The Oriental Shorthair is a breed of domestic cat that is closely related to the Siamese. It maintains the modern Siamese head and body type but appears in a wide range of coat colours and patterns. Like the Siamese, Orientals have almond-shaped eyes, a triangular head shape, large ears, and an elongated, slender, and muscular body.
Orientals are social, intelligent, and many are rather vocal.
Orientals have almond-shaped eyes, a triangular head shape, large ears, and an elongated, slender, and muscular body.
More About The Oriental
The Oriental is best described as a colour remake of the original “black and white” Siamese. The breed was developed using Siamese as the foundation breed and then crossing them with other breeds.
Orientals are social, intelligent, and many are rather vocal. They often remain playful into adulthood, with many enjoying playing fetch. The Siamese and the Oriental might differ in colour, but beneath the skin they are identical. They have a muscular body with long lines and a wedge-shaped head that is long and tapering from the narrow point of the nose outward to the tips of the ears, forming a triangle. The unusually large ears are wide at the base and pointed at the tip, giving them the same triangular shape as the head. Medium-size eyes are almond-shaped and Orientals are usually green-eyed.

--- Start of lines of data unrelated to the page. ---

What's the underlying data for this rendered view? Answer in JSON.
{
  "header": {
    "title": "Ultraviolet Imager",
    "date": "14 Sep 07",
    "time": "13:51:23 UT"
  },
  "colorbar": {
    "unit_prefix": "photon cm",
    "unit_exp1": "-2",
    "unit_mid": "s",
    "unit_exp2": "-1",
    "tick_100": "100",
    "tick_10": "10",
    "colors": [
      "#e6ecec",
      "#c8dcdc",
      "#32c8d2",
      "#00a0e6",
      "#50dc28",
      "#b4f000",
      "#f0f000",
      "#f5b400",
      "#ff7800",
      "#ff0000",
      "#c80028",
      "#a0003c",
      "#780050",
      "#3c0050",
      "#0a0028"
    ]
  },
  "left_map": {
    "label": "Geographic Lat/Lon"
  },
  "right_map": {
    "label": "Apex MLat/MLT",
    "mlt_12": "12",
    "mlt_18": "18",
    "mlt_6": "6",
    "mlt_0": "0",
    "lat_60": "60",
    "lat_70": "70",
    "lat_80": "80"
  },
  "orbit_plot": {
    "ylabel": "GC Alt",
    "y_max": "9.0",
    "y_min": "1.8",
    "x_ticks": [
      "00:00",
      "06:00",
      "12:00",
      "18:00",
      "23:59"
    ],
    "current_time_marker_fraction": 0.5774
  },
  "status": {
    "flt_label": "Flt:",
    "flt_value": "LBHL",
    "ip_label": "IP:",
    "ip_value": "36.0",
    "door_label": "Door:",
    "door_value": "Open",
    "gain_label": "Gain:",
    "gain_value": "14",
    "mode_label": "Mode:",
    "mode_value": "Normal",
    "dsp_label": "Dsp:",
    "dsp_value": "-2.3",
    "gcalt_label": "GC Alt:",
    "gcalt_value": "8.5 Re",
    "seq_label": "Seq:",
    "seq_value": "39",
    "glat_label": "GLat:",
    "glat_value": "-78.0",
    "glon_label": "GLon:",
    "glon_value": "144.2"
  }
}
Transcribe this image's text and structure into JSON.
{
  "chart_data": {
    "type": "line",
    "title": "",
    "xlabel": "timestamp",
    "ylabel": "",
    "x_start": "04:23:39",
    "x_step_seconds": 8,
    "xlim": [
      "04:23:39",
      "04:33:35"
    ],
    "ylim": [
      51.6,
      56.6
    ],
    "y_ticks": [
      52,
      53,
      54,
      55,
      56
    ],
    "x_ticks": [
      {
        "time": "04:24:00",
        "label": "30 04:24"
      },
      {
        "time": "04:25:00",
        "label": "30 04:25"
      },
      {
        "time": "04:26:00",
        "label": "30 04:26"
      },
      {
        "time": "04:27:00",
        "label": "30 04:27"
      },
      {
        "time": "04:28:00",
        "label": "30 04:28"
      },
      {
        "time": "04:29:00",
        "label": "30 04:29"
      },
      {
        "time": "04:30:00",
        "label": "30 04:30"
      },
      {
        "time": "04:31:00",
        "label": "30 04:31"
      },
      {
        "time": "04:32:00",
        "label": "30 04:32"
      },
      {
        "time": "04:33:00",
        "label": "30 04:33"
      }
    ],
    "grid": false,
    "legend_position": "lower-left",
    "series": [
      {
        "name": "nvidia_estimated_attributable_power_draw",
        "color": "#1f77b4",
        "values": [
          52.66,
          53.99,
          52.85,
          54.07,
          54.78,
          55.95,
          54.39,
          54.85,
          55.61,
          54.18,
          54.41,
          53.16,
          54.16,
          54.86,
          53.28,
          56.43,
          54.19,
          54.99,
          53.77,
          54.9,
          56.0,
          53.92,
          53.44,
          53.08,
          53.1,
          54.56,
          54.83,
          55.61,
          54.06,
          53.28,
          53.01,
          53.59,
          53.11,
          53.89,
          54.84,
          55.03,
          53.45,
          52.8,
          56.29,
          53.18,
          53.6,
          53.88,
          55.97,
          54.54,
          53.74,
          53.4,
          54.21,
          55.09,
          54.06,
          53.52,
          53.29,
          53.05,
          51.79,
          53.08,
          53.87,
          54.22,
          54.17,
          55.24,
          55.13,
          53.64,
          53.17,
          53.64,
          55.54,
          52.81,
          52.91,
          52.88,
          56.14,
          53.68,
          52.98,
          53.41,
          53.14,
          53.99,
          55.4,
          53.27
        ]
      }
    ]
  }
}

The body is often described as tubular and is supported by long, slim legs, with the hind legs higher than the front legs. The Oriental walks on small, dainty, oval paws and swishes a long, thin tail that tapers to a fine point. Oriental Longhairs have a medium-length coat that is fine and silky. It is longest on the plumed tail. Often nicknamed “Ornamentals” because of their extensive colour palette, Orientals come in more colours and patterns than any other breed.

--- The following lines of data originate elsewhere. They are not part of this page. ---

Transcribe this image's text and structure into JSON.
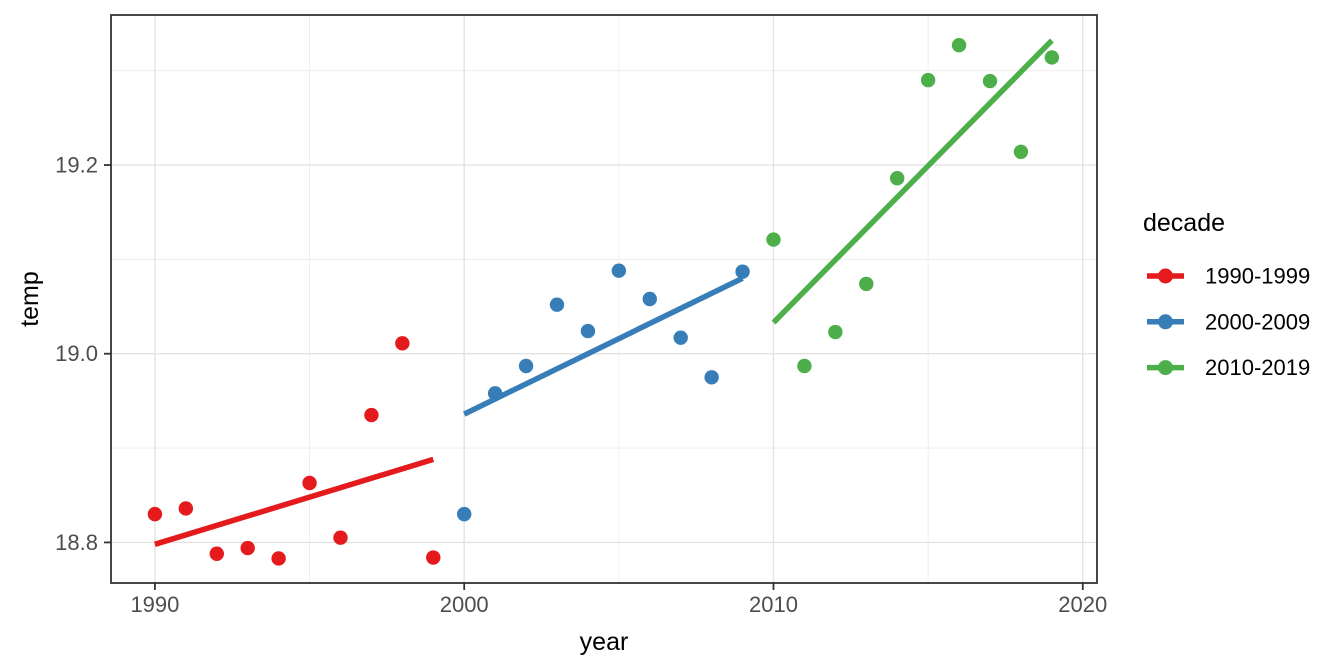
{
  "figure": {
    "background_color": "#FFFFFF",
    "panel_border_color": "#333333",
    "grid_major_color": "#E3E3E3",
    "grid_minor_color": "#ECECEC",
    "tick_mark_color": "#333333",
    "tick_label_color": "#4D4D4D",
    "axis_title_color": "#000000",
    "legend_text_color": "#000000"
  },
  "chart_data": {
    "type": "scatter",
    "title": "",
    "xlabel": "year",
    "ylabel": "temp",
    "xlim": [
      1988.58,
      2020.46
    ],
    "ylim": [
      18.757,
      19.359
    ],
    "grid": true,
    "legend_position": "right",
    "legend_title": "decade",
    "x_major_ticks": [
      1990,
      2000,
      2010,
      2020
    ],
    "x_tick_labels": [
      "1990",
      "2000",
      "2010",
      "2020"
    ],
    "x_minor_ticks": [
      1995,
      2005,
      2015
    ],
    "y_major_ticks": [
      18.8,
      19.0,
      19.2
    ],
    "y_tick_labels": [
      "18.8",
      "19.0",
      "19.2"
    ],
    "y_minor_ticks": [
      18.9,
      19.1,
      19.3
    ],
    "series": [
      {
        "name": "1990-1999",
        "color": "#E41A1C",
        "x": [
          1990,
          1991,
          1992,
          1993,
          1994,
          1995,
          1996,
          1997,
          1998,
          1999
        ],
        "y": [
          18.83,
          18.836,
          18.788,
          18.794,
          18.783,
          18.863,
          18.805,
          18.935,
          19.011,
          18.784
        ],
        "trend": {
          "x1": 1990,
          "y1": 18.798,
          "x2": 1999,
          "y2": 18.888
        }
      },
      {
        "name": "2000-2009",
        "color": "#377EB8",
        "x": [
          2000,
          2001,
          2002,
          2003,
          2004,
          2005,
          2006,
          2007,
          2008,
          2009
        ],
        "y": [
          18.83,
          18.958,
          18.987,
          19.052,
          19.024,
          19.088,
          19.058,
          19.017,
          18.975,
          19.087
        ],
        "trend": {
          "x1": 2000,
          "y1": 18.936,
          "x2": 2009,
          "y2": 19.08
        }
      },
      {
        "name": "2010-2019",
        "color": "#4DAF4A",
        "x": [
          2010,
          2011,
          2012,
          2013,
          2014,
          2015,
          2016,
          2017,
          2018,
          2019
        ],
        "y": [
          19.121,
          18.987,
          19.023,
          19.074,
          19.186,
          19.29,
          19.327,
          19.289,
          19.214,
          19.314
        ],
        "trend": {
          "x1": 2010,
          "y1": 19.033,
          "x2": 2019,
          "y2": 19.332
        }
      }
    ]
  }
}
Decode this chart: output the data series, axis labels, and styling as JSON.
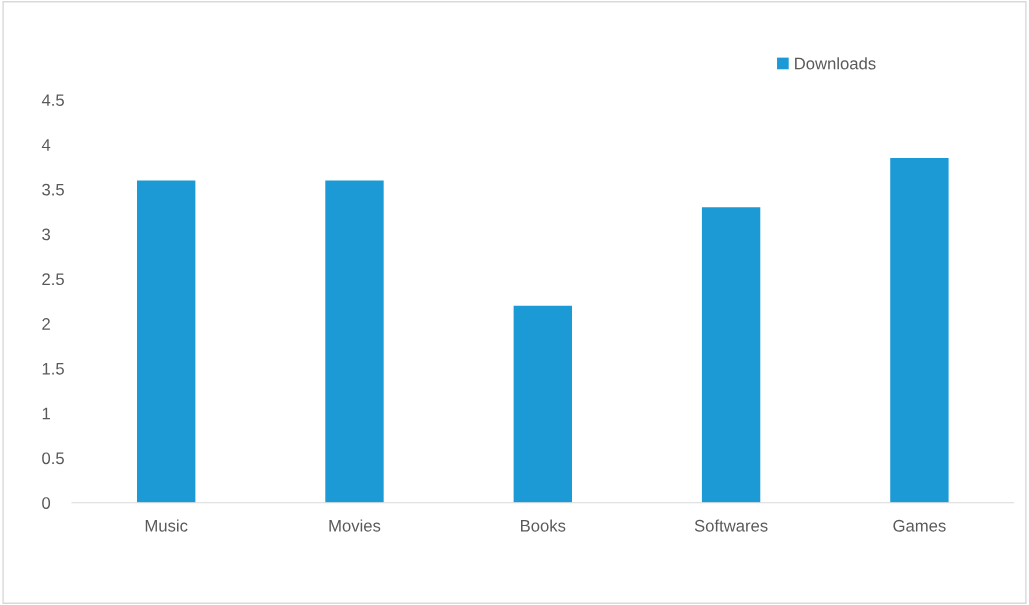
{
  "chart_data": {
    "type": "bar",
    "categories": [
      "Music",
      "Movies",
      "Books",
      "Softwares",
      "Games"
    ],
    "series": [
      {
        "name": "Downloads",
        "color": "#1b9ad6",
        "values": [
          3.6,
          3.6,
          2.2,
          3.3,
          3.85
        ]
      }
    ],
    "ylim": [
      0,
      4.5
    ],
    "yticks": [
      0,
      0.5,
      1,
      1.5,
      2,
      2.5,
      3,
      3.5,
      4,
      4.5
    ],
    "grid": false,
    "legend": "top right"
  }
}
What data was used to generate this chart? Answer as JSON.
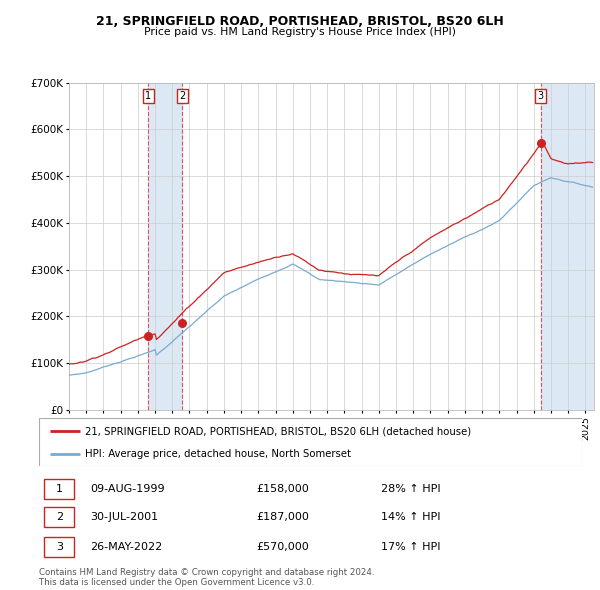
{
  "title": "21, SPRINGFIELD ROAD, PORTISHEAD, BRISTOL, BS20 6LH",
  "subtitle": "Price paid vs. HM Land Registry's House Price Index (HPI)",
  "legend_line1": "21, SPRINGFIELD ROAD, PORTISHEAD, BRISTOL, BS20 6LH (detached house)",
  "legend_line2": "HPI: Average price, detached house, North Somerset",
  "footer1": "Contains HM Land Registry data © Crown copyright and database right 2024.",
  "footer2": "This data is licensed under the Open Government Licence v3.0.",
  "transactions": [
    {
      "num": 1,
      "date": "09-AUG-1999",
      "price": 158000,
      "pct": "28%",
      "year": 1999.608
    },
    {
      "num": 2,
      "date": "30-JUL-2001",
      "price": 187000,
      "pct": "14%",
      "year": 2001.581
    },
    {
      "num": 3,
      "date": "26-MAY-2022",
      "price": 570000,
      "pct": "17%",
      "year": 2022.397
    }
  ],
  "hpi_color": "#7aaad0",
  "price_color": "#cc2222",
  "dot_color": "#cc2222",
  "bg_color": "#ffffff",
  "grid_color": "#cccccc",
  "shade_color": "#dde8f5",
  "dashed_color": "#dd4444",
  "ylim": [
    0,
    700000
  ],
  "xlim_start": 1995.0,
  "xlim_end": 2025.5,
  "yticks": [
    0,
    100000,
    200000,
    300000,
    400000,
    500000,
    600000,
    700000
  ],
  "ytick_labels": [
    "£0",
    "£100K",
    "£200K",
    "£300K",
    "£400K",
    "£500K",
    "£600K",
    "£700K"
  ],
  "xticks": [
    1995,
    1996,
    1997,
    1998,
    1999,
    2000,
    2001,
    2002,
    2003,
    2004,
    2005,
    2006,
    2007,
    2008,
    2009,
    2010,
    2011,
    2012,
    2013,
    2014,
    2015,
    2016,
    2017,
    2018,
    2019,
    2020,
    2021,
    2022,
    2023,
    2024,
    2025
  ]
}
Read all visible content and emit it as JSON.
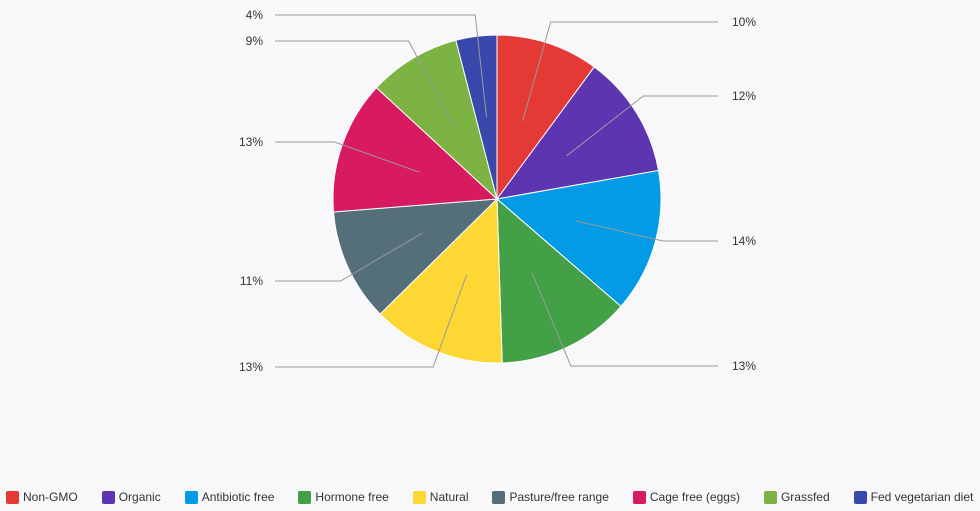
{
  "chart_data": {
    "type": "pie",
    "categories": [
      "Non-GMO",
      "Organic",
      "Antibiotic free",
      "Hormone free",
      "Natural",
      "Pasture/free range",
      "Cage free (eggs)",
      "Grassfed",
      "Fed vegetarian diet"
    ],
    "values": [
      10,
      12,
      14,
      13,
      13,
      11,
      13,
      9,
      4
    ],
    "value_labels": [
      "10%",
      "12%",
      "14%",
      "13%",
      "13%",
      "11%",
      "13%",
      "9%",
      "4%"
    ],
    "colors": [
      "#e53935",
      "#5e35b1",
      "#039be5",
      "#43a047",
      "#fdd835",
      "#546e7a",
      "#d81b60",
      "#7cb342",
      "#3949ab"
    ],
    "legend_placement": "bottom",
    "start_angle": "top, clockwise",
    "title": "",
    "xlabel": "",
    "ylabel": ""
  },
  "legend": {
    "items": [
      "Non-GMO",
      "Organic",
      "Antibiotic free",
      "Hormone free",
      "Natural",
      "Pasture/free range",
      "Cage free (eggs)",
      "Grassfed",
      "Fed vegetarian diet"
    ]
  }
}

The short coat of the Oriental does not mat or tangle and is easy to groom. Comb it every couple of weeks with a stainless steel comb or soft bristle brush to remove dead hair, then polish it with a soft cloth to make it shine.
The Oriental is a healthy breed with very few health issues.
- Brush the teeth to prevent periodontal disease.
- Daily dental hygiene is best, but weekly brushing is better than nothing.
- Wipe the corners of the eyes with a soft, damp cloth to remove any discharge. Use a separate area of the cloth for each eye so you don’t run the risk of spreading any infection.
- Check the ears weekly. If they look dirty, wipe them out with a cotton ball or soft damp cloth moistened with a 50 – 50 mixture of cider vinegar and warm water. Avoid using cotton swabs, which can damage the interior of the ear.